In Mark 11 there is a story told about Jesus ‘cleansing’ the temple by driving the money lenders out. Is it historical? The temple guards would have certainly arrested Jesus for making such a disturbance, and yet he makes it out unscathed.¹ If the story was made up, why? If we turn to the book of Hebrews (9:23) I think we can see the true origin of the story, for it records that Jesus’ sacrifice cleansed the heavenly temple, not the temple located in Jerusalem (recall that Christians believed that there were heavenly twins of all things on Earth). So, Mark has taken an event that believes took place in heaven and has told as if it happened on Earth. That ties in nicely with Richard Carrier’s thesis that the gospels are symbolic myths, and especially with his contention that the gospel writers occasionally wrote about heavenly events as if they had occurred on Earth.
I would like to offer a little more of a defense of my interpretation: some scholars (Ehrman for instance) have posited that Mark’s story is just an exaggeration of a real event (maybe Jesus just caused a small disturbance in the temple). I don’t see any reason to trust the rest of the story after you have already admitted at least part of it is false, and especially if you have no corroboration for a “toned-down disturbance” from a more reliable source. Secondly, my explanation is more suited to Ockham’s razor than Ehrman’s: Under my theory, the root of Mark’s story is Hebrews 9:23. We know for dead-certain that my posited cause of the Mark’s story exists. However, Ehrman’s theory entails that the root of Mark’s story was a real event, which we cannot be dead-certain actually occurred; Ehrman’s posited cause is much theoretical and speculative than mine is.

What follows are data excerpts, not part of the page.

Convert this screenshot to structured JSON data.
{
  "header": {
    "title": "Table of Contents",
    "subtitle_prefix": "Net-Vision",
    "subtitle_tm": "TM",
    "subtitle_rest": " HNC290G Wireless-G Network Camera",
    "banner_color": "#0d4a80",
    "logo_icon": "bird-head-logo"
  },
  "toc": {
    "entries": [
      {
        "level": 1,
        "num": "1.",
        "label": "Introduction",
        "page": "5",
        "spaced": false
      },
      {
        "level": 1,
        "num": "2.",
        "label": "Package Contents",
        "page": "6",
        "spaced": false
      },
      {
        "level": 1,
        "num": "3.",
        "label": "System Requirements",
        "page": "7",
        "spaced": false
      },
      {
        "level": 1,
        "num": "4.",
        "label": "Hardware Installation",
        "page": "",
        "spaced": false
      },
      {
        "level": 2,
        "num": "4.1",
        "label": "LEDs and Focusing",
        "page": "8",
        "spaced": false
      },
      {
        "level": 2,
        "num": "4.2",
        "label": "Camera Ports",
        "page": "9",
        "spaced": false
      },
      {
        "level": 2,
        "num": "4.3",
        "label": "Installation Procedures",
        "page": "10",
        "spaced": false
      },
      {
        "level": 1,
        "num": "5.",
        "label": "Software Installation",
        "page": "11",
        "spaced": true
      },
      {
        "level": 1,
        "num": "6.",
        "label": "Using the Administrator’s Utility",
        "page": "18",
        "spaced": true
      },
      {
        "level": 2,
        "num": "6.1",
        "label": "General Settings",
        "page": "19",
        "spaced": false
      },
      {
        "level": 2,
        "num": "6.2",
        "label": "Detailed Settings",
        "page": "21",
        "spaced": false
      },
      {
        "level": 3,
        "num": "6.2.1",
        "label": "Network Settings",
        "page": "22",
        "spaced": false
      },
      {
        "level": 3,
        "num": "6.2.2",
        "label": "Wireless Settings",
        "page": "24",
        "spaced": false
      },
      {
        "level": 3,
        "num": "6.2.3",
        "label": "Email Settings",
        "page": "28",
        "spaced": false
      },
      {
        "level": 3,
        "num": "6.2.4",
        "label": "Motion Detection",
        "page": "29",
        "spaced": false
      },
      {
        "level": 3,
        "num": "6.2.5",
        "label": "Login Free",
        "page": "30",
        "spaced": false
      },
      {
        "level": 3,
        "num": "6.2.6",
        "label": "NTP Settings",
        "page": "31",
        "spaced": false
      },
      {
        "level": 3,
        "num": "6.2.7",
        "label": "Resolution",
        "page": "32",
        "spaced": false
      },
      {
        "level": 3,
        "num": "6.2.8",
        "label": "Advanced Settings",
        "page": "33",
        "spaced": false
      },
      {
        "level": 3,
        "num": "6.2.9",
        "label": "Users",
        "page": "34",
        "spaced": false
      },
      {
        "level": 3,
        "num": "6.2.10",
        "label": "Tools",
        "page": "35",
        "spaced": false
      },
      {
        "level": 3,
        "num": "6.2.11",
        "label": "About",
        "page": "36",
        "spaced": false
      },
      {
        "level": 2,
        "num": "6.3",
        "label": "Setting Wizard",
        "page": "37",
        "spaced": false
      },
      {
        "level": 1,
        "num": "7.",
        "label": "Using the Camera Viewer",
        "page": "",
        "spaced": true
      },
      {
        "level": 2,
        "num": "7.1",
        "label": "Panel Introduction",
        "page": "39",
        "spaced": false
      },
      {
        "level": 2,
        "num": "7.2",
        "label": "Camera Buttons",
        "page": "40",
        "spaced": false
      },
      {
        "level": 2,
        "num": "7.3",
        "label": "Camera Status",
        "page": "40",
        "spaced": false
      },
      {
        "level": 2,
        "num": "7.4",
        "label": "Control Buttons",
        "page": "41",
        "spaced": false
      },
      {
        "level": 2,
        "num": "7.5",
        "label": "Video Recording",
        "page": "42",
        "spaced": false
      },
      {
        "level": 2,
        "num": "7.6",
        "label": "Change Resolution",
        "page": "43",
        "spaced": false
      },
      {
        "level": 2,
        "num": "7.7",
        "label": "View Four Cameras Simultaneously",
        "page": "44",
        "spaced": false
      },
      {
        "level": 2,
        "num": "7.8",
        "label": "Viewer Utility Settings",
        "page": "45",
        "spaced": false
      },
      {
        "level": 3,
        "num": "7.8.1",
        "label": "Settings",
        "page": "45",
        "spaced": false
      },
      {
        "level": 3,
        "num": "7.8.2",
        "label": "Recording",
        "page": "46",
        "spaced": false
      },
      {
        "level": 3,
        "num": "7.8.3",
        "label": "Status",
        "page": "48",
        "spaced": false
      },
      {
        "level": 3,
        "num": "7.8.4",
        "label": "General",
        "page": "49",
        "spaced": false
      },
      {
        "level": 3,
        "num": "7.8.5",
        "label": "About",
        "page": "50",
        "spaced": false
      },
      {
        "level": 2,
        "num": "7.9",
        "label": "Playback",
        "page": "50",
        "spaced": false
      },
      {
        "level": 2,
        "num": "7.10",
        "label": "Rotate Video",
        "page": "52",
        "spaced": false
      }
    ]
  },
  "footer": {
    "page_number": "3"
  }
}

I’ve previously referenced the fact that Matthew’s genealogy is symbolic (as discussed here and here). As late my eyes have been opening to the symbolism in Matthew’s nativity story. It began when I read these passages in Philo:
“…If we say that the Creator of the universe is also the father of his creation; and that the mother was the knowledge of the Creator with whom God uniting, not as a man unites, became the father of creation. And this knowledge having received the seed of God, when the day of her travail arrived, brought forth her only and well-beloved son, perceptible by the external senses, namely this world. Accordingly wisdom is represented by some one of the beings of the divine company as speaking of herself in this manner: ‘God created me as the first of his works, and before the beginning of time did he establish me.’ For it was necessary that all the things which came under the head of the creation must be younger than the mother and nurse of the whole universe.” (On Drunkeness 30-31)
“And the invisible divine reason, perceptible only by intellect, he calls the image of God. And the image of this image is that light, perceptible only by the intellect, which is the image of the divine reason, which has explained its generation. And it is a star above the heavens, the source of those stars which are perceptible by the external senses, and if any one were to call it universal light he would not be very wrong; since it is from that the sun and the moon, and all the other planets and fixed stars derive their due light, in proportion as each has power given to it; that unmingled and pure light being obscured when it begins to change, according to the change from that which is perceptible only by the intellect, to that which is perceptible by the external senses; for none of those things which are perceptible to the external senses is pure.” (On the Creation, 31)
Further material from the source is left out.